Even among people who voted for the Coalition in 2010, there is little support for regional pay. Three-quarters of Liberal Democrat voters (75%) want ministers to scrap their plans, while just 17% think the Government should press ahead. Half of the Conservative voters questioned (51%) think the Government should drop the idea of regional pay, a third (33%) think they should continue.

TUC general secretary Brendan Barber said: "Ministers should be listening to those MPs who live in less affluent parts of the UK and who are only too aware of the damaging impact that an even longer public sector pay freeze could have on their local economies, which are already taking a hammering as families rein in their spending and austerity bites hard."

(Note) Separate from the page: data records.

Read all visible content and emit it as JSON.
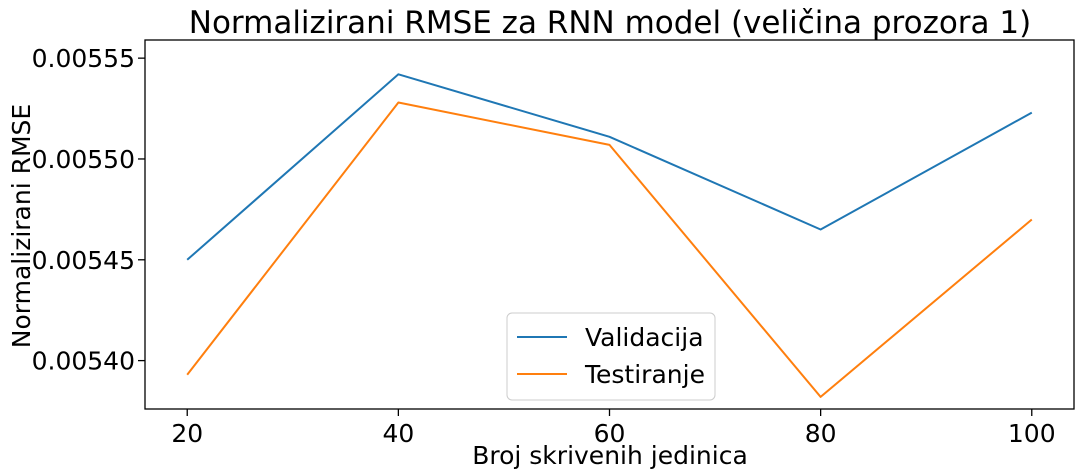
{
  "chart_data": {
    "type": "line",
    "title": "Normalizirani RMSE za RNN model (veličina prozora 1)",
    "xlabel": "Broj skrivenih jedinica",
    "ylabel": "Normalizirani RMSE",
    "x": [
      20,
      40,
      60,
      80,
      100
    ],
    "xlim": [
      16,
      104
    ],
    "ylim": [
      0.005376,
      0.005559
    ],
    "xticks": [
      20,
      40,
      60,
      80,
      100
    ],
    "xtick_labels": [
      "20",
      "40",
      "60",
      "80",
      "100"
    ],
    "yticks": [
      0.0054,
      0.00545,
      0.0055,
      0.00555
    ],
    "ytick_labels": [
      "0.00540",
      "0.00545",
      "0.00550",
      "0.00555"
    ],
    "grid": false,
    "legend_position": "lower center",
    "series": [
      {
        "name": "Validacija",
        "color": "#1f77b4",
        "values": [
          0.00545,
          0.005542,
          0.005511,
          0.005465,
          0.005523
        ]
      },
      {
        "name": "Testiranje",
        "color": "#ff7f0e",
        "values": [
          0.005393,
          0.005528,
          0.005507,
          0.005382,
          0.00547
        ]
      }
    ]
  }
}
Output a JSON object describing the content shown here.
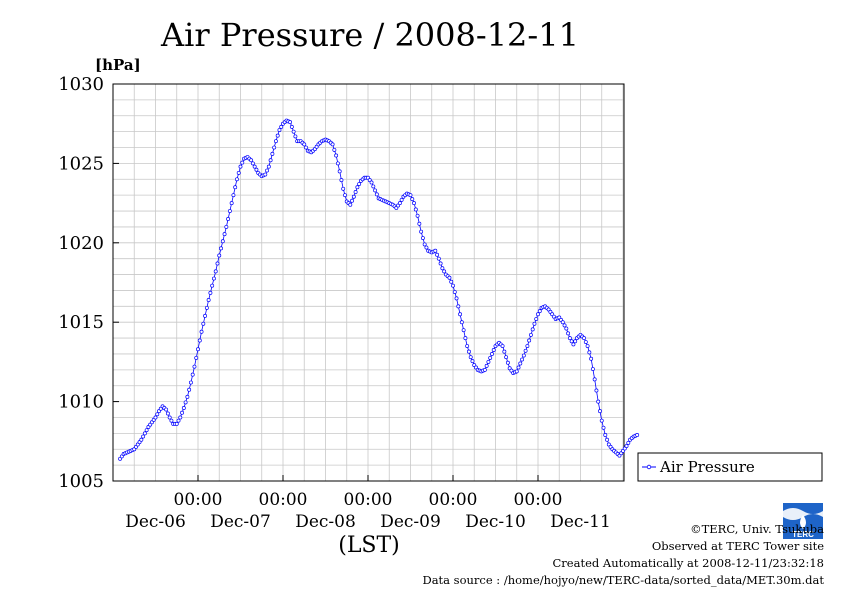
{
  "chart_data": {
    "type": "line",
    "title": "Air Pressure / 2008-12-11",
    "ylabel": "[hPa]",
    "xlabel": "(LST)",
    "ylim": [
      1005,
      1030
    ],
    "yticks": [
      "1005",
      "1010",
      "1015",
      "1020",
      "1025",
      "1030"
    ],
    "x_time_label": "00:00",
    "x_day_labels": [
      "Dec-06",
      "Dec-07",
      "Dec-08",
      "Dec-09",
      "Dec-10",
      "Dec-11"
    ],
    "grid": true,
    "legend_position": "right",
    "series": [
      {
        "name": "Air Pressure",
        "color": "#0000ff",
        "marker": "circle",
        "interval_hours": 0.5,
        "values_hourly": [
          1006.4,
          1006.7,
          1006.8,
          1006.9,
          1007.0,
          1007.3,
          1007.6,
          1008.0,
          1008.4,
          1008.7,
          1009.0,
          1009.4,
          1009.7,
          1009.5,
          1009.0,
          1008.6,
          1008.6,
          1009.0,
          1009.6,
          1010.3,
          1011.2,
          1012.2,
          1013.3,
          1014.4,
          1015.4,
          1016.4,
          1017.3,
          1018.2,
          1019.2,
          1020.1,
          1021.0,
          1022.0,
          1023.0,
          1024.0,
          1024.8,
          1025.3,
          1025.4,
          1025.2,
          1024.8,
          1024.4,
          1024.2,
          1024.3,
          1024.8,
          1025.6,
          1026.4,
          1027.1,
          1027.5,
          1027.7,
          1027.6,
          1027.0,
          1026.4,
          1026.4,
          1026.2,
          1025.8,
          1025.7,
          1025.9,
          1026.2,
          1026.4,
          1026.5,
          1026.4,
          1026.2,
          1025.5,
          1024.5,
          1023.4,
          1022.6,
          1022.4,
          1022.9,
          1023.5,
          1023.9,
          1024.1,
          1024.1,
          1023.8,
          1023.3,
          1022.8,
          1022.7,
          1022.6,
          1022.5,
          1022.4,
          1022.2,
          1022.5,
          1022.9,
          1023.1,
          1023.0,
          1022.5,
          1021.7,
          1020.7,
          1019.9,
          1019.5,
          1019.4,
          1019.5,
          1019.0,
          1018.4,
          1018.0,
          1017.8,
          1017.3,
          1016.5,
          1015.5,
          1014.5,
          1013.5,
          1012.8,
          1012.3,
          1012.0,
          1011.9,
          1012.0,
          1012.5,
          1013.0,
          1013.5,
          1013.7,
          1013.5,
          1012.8,
          1012.1,
          1011.8,
          1011.9,
          1012.4,
          1012.9,
          1013.5,
          1014.2,
          1014.9,
          1015.5,
          1015.9,
          1016.0,
          1015.8,
          1015.5,
          1015.2,
          1015.3,
          1015.0,
          1014.6,
          1014.0,
          1013.6,
          1014.0,
          1014.2,
          1014.0,
          1013.5,
          1012.7,
          1011.4,
          1010.0,
          1008.8,
          1007.9,
          1007.3,
          1007.0,
          1006.8,
          1006.6,
          1006.9,
          1007.2,
          1007.6,
          1007.8,
          1007.9
        ]
      }
    ]
  },
  "footer": {
    "copyright": "©TERC, Univ. Tsukuba",
    "observed": "Observed at TERC Tower site",
    "created": "Created Automatically at 2008-12-11/23:32:18",
    "source": "Data source : /home/hojyo/new/TERC-data/sorted_data/MET.30m.dat",
    "logo_text": "TERC"
  }
}
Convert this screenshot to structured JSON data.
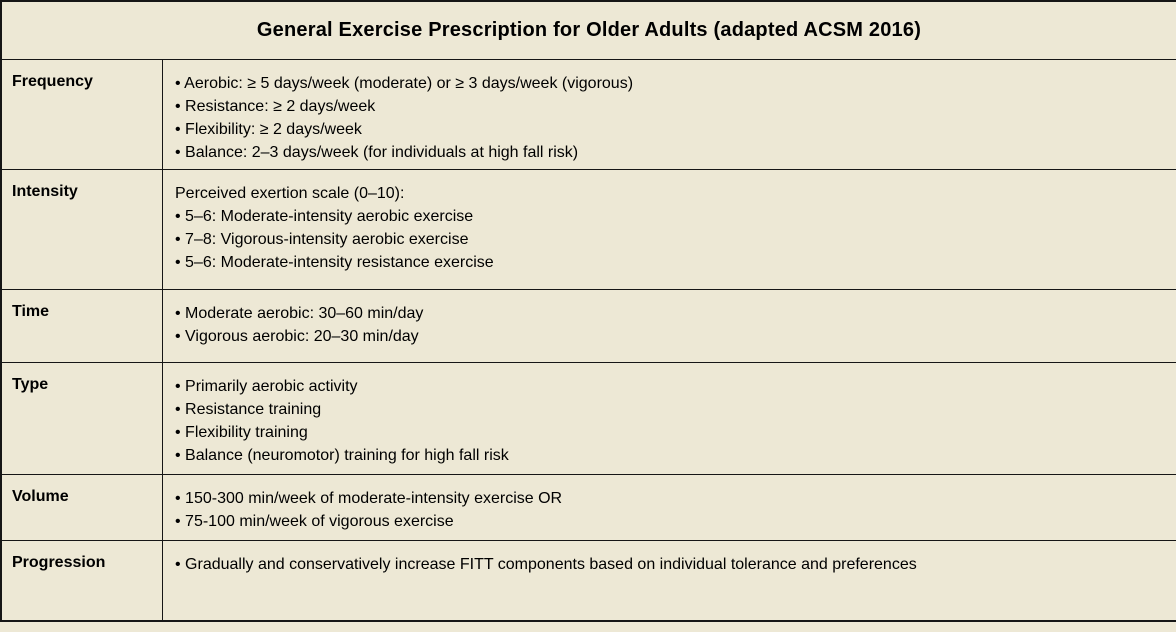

He added: "The Government's regional pay plans will not help create a single new job in the private sector, and can only do harm to already struggling local economies. The most sensible thing ministers could do is drop these ill-thought out plans and concentrate instead on policies that will tackle unemployment and increase the UK's chances of creating economic growth."

Pollsters Survation was commissioned by the TUC to explore public attitudes towards the issues relating to regional and local public sector pay.

Survation questioned 1,016 adults in England, Scotland and Wales online on 19-20 September 2012. Data was weighted to the profile of all adults aged 18+ and by gender, age, socio-economic group, region, past vote and likelihood to vote.